1. (Most common) many small sites seem to really like the design of various Yahoo! pages, so they copy the code verbatim, and change the content, but they leave the beaconing code in there, so you end up with fake beacons.
2. (Less common) individuals trying to break the system. We would see various patterns including XSS attempts in the beacon variables, and also in the user agent string. We'd see absurd values (eg: load time of 1 week, or 20ms or -3s, or bandwidth of 4Tbps).
It's completely possible to stop all fake requests, provided you have control over the web servers that serve pages as well as the servers that receive beacons. It's costly though. Requiring you to not just sign part of the request, but also add a nonce to ensure that the request came from a server you control (avoid replays). Also throw in rate limiting for added effect (hey, if you're random sampling, then randomly dropping beacons works in your favour ;)).
It doesn't stop there though, post processing and statistical analysis of the data can take you further.
It gets harder when you're a service provider providing an analytics service to customers where you do not have access or control over their web servers.
At my new startup (lognormal.com) we try to mitigate the effect of fake beacons the best that we can.
Well.. I can see that a problem for 0.5% of business's... maybe... I think he is over thinking this, most business do not need that kind of protection
There are better ways to "hack" a company that spoofing their websites analytic lol, people that got that large number of ips have better (worst) things to do than that..
Also how the f would you know they are ab testing something..
Rather than signing requests for the (largish) javascript file (which would benefit most from being cached), it would make more sense for the signed-timestamp key to be passed as one parameter via the image grab. Or am I missing something?
In before solution waiting for a... oh, too late. It is a problem. However, signing resources means no HTTP caching of the most expensive resource we generate. That is not practical where I work. Guess the cache can be programmed to do the signing.
There are trade-offs just like every other CAPTCHA-class problem out there.

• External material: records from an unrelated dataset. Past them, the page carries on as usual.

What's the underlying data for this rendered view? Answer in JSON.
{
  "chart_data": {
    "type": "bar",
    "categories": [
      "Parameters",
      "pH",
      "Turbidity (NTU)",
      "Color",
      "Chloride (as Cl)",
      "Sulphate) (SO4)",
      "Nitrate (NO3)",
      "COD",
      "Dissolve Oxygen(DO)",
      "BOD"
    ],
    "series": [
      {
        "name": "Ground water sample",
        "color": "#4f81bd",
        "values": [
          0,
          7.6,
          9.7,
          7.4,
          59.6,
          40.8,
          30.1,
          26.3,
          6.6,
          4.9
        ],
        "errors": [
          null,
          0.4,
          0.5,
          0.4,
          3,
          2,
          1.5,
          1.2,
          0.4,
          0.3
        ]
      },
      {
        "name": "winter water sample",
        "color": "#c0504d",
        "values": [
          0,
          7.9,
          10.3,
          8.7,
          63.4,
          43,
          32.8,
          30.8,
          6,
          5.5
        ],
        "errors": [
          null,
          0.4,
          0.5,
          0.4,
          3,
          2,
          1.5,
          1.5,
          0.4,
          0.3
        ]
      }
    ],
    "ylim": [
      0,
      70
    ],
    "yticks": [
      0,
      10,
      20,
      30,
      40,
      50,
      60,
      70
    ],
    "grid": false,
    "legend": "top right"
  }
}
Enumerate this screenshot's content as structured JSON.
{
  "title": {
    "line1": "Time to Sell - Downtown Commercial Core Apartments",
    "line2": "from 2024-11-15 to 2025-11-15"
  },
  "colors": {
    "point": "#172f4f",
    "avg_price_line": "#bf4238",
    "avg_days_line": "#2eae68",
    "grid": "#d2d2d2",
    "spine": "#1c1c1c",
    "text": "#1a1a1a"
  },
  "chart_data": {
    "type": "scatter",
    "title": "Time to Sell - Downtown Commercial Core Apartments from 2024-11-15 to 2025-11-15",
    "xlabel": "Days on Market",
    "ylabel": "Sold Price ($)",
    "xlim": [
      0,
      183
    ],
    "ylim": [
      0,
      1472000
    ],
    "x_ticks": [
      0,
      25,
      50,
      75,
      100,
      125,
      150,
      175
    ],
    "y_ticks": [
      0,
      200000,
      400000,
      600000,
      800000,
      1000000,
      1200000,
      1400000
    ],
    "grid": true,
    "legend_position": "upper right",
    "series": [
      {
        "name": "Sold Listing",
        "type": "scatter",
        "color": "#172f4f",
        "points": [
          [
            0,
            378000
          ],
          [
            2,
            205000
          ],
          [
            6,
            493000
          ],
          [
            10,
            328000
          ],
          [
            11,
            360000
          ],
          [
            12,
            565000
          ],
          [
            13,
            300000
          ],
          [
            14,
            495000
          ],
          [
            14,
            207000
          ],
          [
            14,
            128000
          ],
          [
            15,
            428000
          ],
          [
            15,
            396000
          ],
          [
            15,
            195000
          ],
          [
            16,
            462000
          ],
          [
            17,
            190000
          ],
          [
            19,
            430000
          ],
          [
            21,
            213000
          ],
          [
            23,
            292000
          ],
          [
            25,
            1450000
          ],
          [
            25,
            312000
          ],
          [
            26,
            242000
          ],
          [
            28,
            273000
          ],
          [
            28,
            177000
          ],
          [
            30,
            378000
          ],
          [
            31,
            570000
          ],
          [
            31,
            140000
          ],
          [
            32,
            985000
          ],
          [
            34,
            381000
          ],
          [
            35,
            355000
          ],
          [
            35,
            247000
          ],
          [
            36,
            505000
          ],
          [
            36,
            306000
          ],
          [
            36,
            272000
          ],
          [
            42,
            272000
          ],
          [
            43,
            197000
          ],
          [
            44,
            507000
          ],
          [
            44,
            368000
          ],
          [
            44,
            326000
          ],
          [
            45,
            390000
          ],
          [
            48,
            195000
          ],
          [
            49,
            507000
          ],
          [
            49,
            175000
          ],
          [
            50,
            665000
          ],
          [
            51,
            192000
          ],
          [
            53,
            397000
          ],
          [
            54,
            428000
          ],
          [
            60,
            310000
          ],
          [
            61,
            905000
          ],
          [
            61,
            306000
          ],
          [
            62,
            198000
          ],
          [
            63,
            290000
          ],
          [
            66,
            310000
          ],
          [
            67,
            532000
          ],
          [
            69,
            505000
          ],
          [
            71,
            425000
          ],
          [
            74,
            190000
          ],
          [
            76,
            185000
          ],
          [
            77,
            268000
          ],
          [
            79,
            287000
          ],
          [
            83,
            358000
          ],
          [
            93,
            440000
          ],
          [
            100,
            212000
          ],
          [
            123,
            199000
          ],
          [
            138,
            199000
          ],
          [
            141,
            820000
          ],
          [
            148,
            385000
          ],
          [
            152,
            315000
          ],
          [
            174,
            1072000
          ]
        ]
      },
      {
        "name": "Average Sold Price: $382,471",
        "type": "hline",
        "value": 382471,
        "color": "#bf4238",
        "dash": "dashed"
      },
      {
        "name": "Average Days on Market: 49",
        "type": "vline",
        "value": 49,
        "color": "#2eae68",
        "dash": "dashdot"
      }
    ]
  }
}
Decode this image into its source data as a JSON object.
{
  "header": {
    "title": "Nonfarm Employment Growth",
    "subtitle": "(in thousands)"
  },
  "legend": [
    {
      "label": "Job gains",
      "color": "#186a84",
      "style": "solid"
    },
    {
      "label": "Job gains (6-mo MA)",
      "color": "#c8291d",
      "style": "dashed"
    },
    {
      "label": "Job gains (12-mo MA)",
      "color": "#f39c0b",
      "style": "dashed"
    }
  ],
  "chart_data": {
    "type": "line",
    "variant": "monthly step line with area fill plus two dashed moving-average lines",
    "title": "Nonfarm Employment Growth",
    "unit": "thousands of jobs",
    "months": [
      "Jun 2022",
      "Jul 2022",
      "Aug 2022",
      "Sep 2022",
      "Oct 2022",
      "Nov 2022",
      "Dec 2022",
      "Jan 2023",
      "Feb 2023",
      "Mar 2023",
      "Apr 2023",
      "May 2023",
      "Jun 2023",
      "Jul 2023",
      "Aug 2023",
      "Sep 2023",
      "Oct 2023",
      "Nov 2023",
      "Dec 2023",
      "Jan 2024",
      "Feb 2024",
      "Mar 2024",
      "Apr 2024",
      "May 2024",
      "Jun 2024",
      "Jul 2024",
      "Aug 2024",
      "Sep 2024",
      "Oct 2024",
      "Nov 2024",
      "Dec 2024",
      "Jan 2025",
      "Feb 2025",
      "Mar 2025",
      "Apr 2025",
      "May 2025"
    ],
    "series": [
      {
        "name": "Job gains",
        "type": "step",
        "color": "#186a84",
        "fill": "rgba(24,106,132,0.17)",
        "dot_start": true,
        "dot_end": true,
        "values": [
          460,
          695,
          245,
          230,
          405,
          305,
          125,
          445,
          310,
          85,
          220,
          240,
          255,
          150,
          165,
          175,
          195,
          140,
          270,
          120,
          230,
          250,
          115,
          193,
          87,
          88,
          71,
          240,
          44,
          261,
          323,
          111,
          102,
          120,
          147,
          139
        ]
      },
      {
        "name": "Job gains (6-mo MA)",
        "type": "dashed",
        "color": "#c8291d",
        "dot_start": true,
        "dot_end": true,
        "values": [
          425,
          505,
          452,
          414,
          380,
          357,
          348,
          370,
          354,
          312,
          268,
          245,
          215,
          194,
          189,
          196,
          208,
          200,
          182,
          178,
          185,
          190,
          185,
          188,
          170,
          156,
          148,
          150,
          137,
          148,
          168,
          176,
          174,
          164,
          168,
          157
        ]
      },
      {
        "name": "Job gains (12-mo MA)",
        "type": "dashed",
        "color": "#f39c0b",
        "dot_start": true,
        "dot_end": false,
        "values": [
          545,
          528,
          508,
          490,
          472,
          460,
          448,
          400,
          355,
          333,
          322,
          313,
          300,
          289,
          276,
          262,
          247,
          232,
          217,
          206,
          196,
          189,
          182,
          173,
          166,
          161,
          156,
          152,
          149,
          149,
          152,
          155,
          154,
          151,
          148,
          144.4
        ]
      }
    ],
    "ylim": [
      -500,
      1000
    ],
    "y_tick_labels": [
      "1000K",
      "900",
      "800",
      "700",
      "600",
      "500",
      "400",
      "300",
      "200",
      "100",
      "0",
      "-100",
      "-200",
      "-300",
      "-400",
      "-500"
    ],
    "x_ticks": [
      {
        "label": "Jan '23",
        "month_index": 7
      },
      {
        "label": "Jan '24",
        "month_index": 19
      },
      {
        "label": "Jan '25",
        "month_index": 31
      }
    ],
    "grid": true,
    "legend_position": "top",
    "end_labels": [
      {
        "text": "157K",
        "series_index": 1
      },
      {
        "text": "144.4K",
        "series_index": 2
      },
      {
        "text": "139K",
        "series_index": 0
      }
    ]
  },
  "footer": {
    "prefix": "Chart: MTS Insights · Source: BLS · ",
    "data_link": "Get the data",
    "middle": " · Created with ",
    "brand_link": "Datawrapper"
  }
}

Isn't that what you are after: an automated human detector?
I know my Google Analytics aren't 100% correct, but I don't think people are spoofing them. The differences lie more in people who click through faster than GA can load (which can be easily possible on those still on 56k), or have "privacy blockers" in their ad block to remove GA altogether.
That's ridiculous. What evidence is there that there are groups of nefarious hackers out there spoofing analytics data on people's websites? I don't think there is a need for this solution because the problem doesn't exist. If I wanted to mess with someone's websites, there are much better ways than injecting some false data into their Google Analytics.